Strikes were traditionally the way that the down trodden worker would redress the power balance between employer and employee.  Workers would go on strike when they wanted better conditions and a safer working environment.  So you would have had miners go on strike to reduce their working day to something reasonable and to ensure that they got regular breaks. 

Now industrial action is the preserve of the trade unions and the public sector.  We see or hear about unions balloting their members on industrial action ever few months, if it’s not the teachers it’s the postmen or the fuel tanker drivers or the tube drivers.  Now its normally over them wanting a pay rise or something to do with their pensions or working hours. 

However gone are the days when unscrupulous employers sent teenage boys down the mines for 14 hours at a time to extract coal.  We have a whole raft of legislation both domestic and European that protects the rights of the work, and limits the hours they can work and regulates when they have to have rest breaks and how long they have to have off between shifts. 

So pray tell well what are they after?
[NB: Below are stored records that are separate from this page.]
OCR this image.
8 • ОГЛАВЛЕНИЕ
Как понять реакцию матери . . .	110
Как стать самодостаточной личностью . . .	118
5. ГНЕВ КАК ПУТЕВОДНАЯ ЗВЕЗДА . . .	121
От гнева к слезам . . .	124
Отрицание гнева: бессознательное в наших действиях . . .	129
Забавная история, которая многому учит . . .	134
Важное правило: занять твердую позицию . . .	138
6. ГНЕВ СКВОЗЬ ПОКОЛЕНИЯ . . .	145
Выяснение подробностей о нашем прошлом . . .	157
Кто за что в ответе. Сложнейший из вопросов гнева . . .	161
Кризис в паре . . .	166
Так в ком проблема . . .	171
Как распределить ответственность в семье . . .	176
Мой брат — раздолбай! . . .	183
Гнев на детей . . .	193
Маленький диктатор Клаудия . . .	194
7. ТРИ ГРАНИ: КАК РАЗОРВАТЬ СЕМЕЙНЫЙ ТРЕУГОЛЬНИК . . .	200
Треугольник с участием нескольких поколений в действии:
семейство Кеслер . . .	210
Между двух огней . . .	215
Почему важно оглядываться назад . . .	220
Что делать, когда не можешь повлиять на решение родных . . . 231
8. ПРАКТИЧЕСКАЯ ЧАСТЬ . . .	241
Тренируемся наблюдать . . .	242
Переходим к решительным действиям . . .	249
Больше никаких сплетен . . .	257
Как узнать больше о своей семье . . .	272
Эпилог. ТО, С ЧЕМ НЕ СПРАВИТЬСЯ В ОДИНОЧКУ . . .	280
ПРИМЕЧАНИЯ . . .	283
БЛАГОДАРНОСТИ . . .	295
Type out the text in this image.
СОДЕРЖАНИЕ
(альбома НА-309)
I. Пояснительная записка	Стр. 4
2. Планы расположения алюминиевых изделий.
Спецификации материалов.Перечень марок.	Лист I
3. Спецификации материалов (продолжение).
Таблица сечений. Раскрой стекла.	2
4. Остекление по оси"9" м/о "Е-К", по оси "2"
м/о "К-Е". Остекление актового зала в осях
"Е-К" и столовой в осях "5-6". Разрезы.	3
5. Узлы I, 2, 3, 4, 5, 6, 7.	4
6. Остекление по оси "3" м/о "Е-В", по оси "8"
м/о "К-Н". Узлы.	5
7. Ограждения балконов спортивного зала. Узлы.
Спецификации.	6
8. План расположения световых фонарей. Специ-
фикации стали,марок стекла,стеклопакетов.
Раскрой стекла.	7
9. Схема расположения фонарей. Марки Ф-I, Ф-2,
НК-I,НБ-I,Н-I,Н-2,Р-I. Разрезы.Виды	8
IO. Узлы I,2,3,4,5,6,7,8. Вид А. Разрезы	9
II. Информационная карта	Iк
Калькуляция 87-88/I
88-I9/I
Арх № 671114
Well in most cases they are normally after more money or they want to work less time for the same amount of money.  Which if you think about it, it really isn’t that fair on those in the private sector.  Whose employees can’t down tools for the day because they want a few more hundred pounds in their pay packet at the end of the month or because they want to work 35 hours a week not 39. 

Now I would have a little bit of sympathy for these people going on strike if the statistics actually backed up their arguments.  Yet however the office for national statistics regularly does a comparison between public and private sector wages and every time it always shows that the wages are normally a lot better in favour of the public sector.  This time it was 7% advantage money wise working in the public sector over the private sector. 

Yet these workers keep going on strike because they think they are underpaid and want more money.  I’m sorry but who are you comparing your earnings to? You are better paid than the private sector so that really doesn’t leave anyone else to be compared to.    

Anyhow, these strikes are also never the majority of those types of workers.  Let’s take the proposed fuel driver strike.  Now out of the 2000 of them balloted, only actually 827 of them voted to strike.  So because most of the drivers didn’t really care so they didn’t bother to vote they will all lose pay for the day’s they are on strike and 800 people are effectively holding the country to ransom till they get what they want.  As we have already seen people panic buying petrol in case they do actually go on strike.  As a lot of people remember what happened last time there was a strike involving petrol. 

Those on the left seem to think that a strike is generally a good thing as it’s the working man fighting the system and their perceived injustice.  But the last big strike was over pensions and the fact the public sector didn’t want to be brought in to line with the private sector.  Which got a lot of press coverage but the general mood of the private sector was one not in support of those on strike.  A strike on petrol delivery will see little or no sympathy for those on strike as it has the possibility to produce wide scale disruption to just about anyone who uses any form of transport be that car, motor bike or bus. 

Now let’s for a second imagine what the reaction of those public sector employees would be if the private sector workers decided to down tools on a semi-regular basis.  Imagine the outcry there would be if all shop workers went on strike for a week, there would be lots of very upset teachers and nurses who couldn’t go and buy their couscous. 

Now the reason why the private sector doesn’t strike is because of a small thing called competition, if M&S workers walked out you could buy your new dress from a multitude of other places.  If Tesco’s staff had a strike you could go to ASDA.  Yet with the public sector you don’t have that the NHS has a monopoly on health care, there isn’t an alternative school you can send your children to for the day and you can’t look in the yellow pages to find an alternative job centre. 

So I think that the laws surrounding industrial action don’t have to be changed, they need to be changed to stop a minority of people holding the country to ransom.  Now this could be done in a few ways, we could introduce a minimum number of union members that have to vote in any ballot for it to be a valid one as to call a strike as a result, say 70%.  Which would stop a few militant trade unionists from pushing for strike action every other week. 

Or the one I am favouring the more I think about it would be a temporary ban on industrial action whilst the Office of National Statistics keep producing reports that say pay is better in the public sector over the private sector.  Strikes could only be balloted on if the private/public sector pay gap was more than 7.5% in favour of the private sector.  Then it may be justifiable to ask for more pay and strike if it’s not given.   

Or there could be punitive measures attached to strike action, so if the teachers went on strike and 10,000 parents had to take the day of work as a result of it then the unions had to cover at least 50% of the lost wages of the parents.  Or when the tube drivers go on strike and it costs London hundreds of millions, some businesses could claim back some if not all of the money that they lost as a result of it; to give some protection to small and medium business.  

As, for the issues that most of these strikes are called for they should be resolved through negotiation, as if the threat of strike action was removed from the table or made something the unions couldn’t guarantee they would get.  The negotiations over pay, conditions and pensions would be a lot more productive.   

So to sum up, we need to change the laws concerning strikes to level the playing field, that is currently stacked against everyone but the trade unions.